Kent Farnsworth recalls what his father, Philo, thought about television. 'Throughout my childhood his reaction to television was: 'There's nothing on it worthwhile, and we're not going to watch it in this household, and I don't want it in your intellectual diet'.' But in People Of The Century (World, 10pm), Philo Farnsworth is remembered as the genius who invented television. Folklore has it that when he was just 14, while tilling his family's potato field with a horse-drawn harrow, he had the inspiration that an electron beam could scan images on a screen in the same way as the harrow etched patterns on the earth. In 1927, aged 21, he put the principle into practice, creating the first television picture.
Farnsworth's achievement is recognised by being included in the CBS and Time list of '20 Great Minds, Great Discoveries'. But like some other great minds featured in the programme, he did not receive credit at the time.
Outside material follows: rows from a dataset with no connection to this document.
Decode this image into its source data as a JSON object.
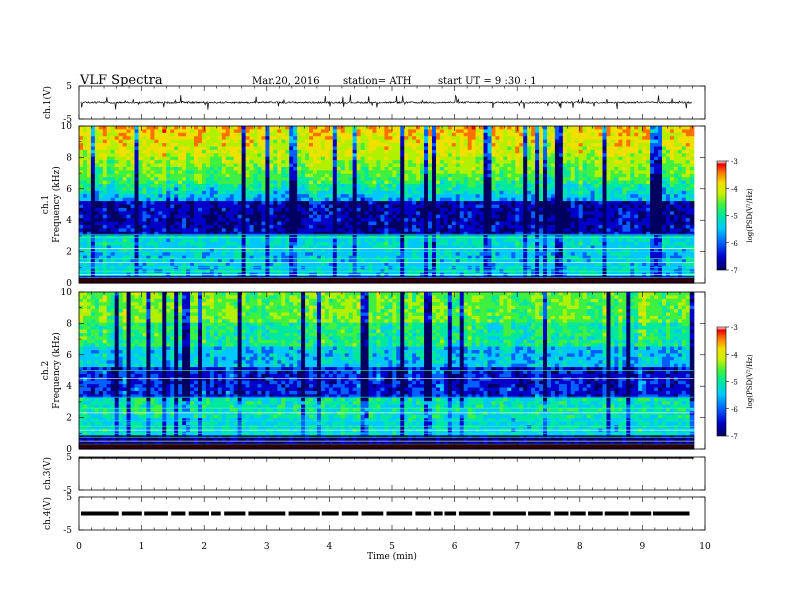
{
  "header": {
    "title": "VLF  Spectra",
    "date": "Mar.20, 2016",
    "station": "station= ATH",
    "start": "start  UT  =   9  :30 : 1"
  },
  "colors": {
    "spectrogram_scale": [
      "#000060",
      "#0000c8",
      "#0060ff",
      "#00c8ff",
      "#00e8a0",
      "#40f040",
      "#b0f000",
      "#f0e000",
      "#ff7000",
      "#e80000"
    ],
    "trace": "#000000"
  },
  "chart_data": [
    {
      "type": "line",
      "name": "ch1-panel",
      "ylabel": "ch.1(V)",
      "ylim": [
        -5,
        5
      ],
      "yticks": [
        "5",
        "-5"
      ],
      "xlim": [
        0,
        10
      ],
      "baseline": 0,
      "noise_amplitude": 0.5
    },
    {
      "type": "heatmap",
      "name": "ch1-spectrogram",
      "ylabel_channel": "ch.1",
      "ylabel": "Frequency  (kHz)",
      "ylim": [
        0,
        10
      ],
      "yticks": [
        "0",
        "2",
        "4",
        "6",
        "8",
        "10"
      ],
      "xlim": [
        0,
        10
      ],
      "colorbar": {
        "label": "log(PSD(V²/Hz)",
        "range": [
          -7,
          -3
        ],
        "ticks": [
          "-3",
          "-4",
          "-5",
          "-6",
          "-7"
        ]
      }
    },
    {
      "type": "heatmap",
      "name": "ch2-spectrogram",
      "ylabel_channel": "ch.2",
      "ylabel": "Frequency  (kHz)",
      "ylim": [
        0,
        10
      ],
      "yticks": [
        "0",
        "2",
        "4",
        "6",
        "8",
        "10"
      ],
      "xlim": [
        0,
        10
      ],
      "colorbar": {
        "label": "log(PSD(V²/Hz)",
        "range": [
          -7,
          -3
        ],
        "ticks": [
          "-3",
          "-4",
          "-5",
          "-6",
          "-7"
        ]
      }
    },
    {
      "type": "line",
      "name": "ch3-panel",
      "ylabel": "ch.3(V)",
      "ylim": [
        -5,
        5
      ],
      "yticks": [
        "5",
        "-5"
      ],
      "xlim": [
        0,
        10
      ],
      "baseline": 5
    },
    {
      "type": "line",
      "name": "ch4-panel",
      "ylabel": "ch.4(V)",
      "ylim": [
        -5,
        5
      ],
      "yticks": [
        "5",
        "-5"
      ],
      "xlim": [
        0,
        10
      ],
      "baseline": 0
    }
  ],
  "xaxis": {
    "label": "Time  (min)",
    "ticks": [
      "0",
      "1",
      "2",
      "3",
      "4",
      "5",
      "6",
      "7",
      "8",
      "9",
      "10"
    ],
    "data_end": 9.82
  }
}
Corporate America, in the form of the Radio Corporation of America, contested his claim and fought a bitter legal battle over royalties. Farnsworth won, but his royalty rights ran out long before profits were made from his invention.
His disappointment contributed to a nervous breakdown. And he was not just disappointed by his treatment at the hands of industry executives who tried to write him out of the history of television, but by having created a monster that allowed people to 'waste a lot of their lives'. It is a feeling some share when their children are determined to waste 30 minutes of their day glued to repeats of the blatantly commercial melodramatics of My Fair Princess II (Home, 6.30pm).
Farnsworth might have regarded People Of The Century as a little more worthwhile, for being a chance to look back and remember amazing minds like his.
But the medium of this programme is strictly limited for such a task. The three minutes designated to Albert Einstein, Ludwig Wittgenstein and Jean Piaget can only whet the appetite.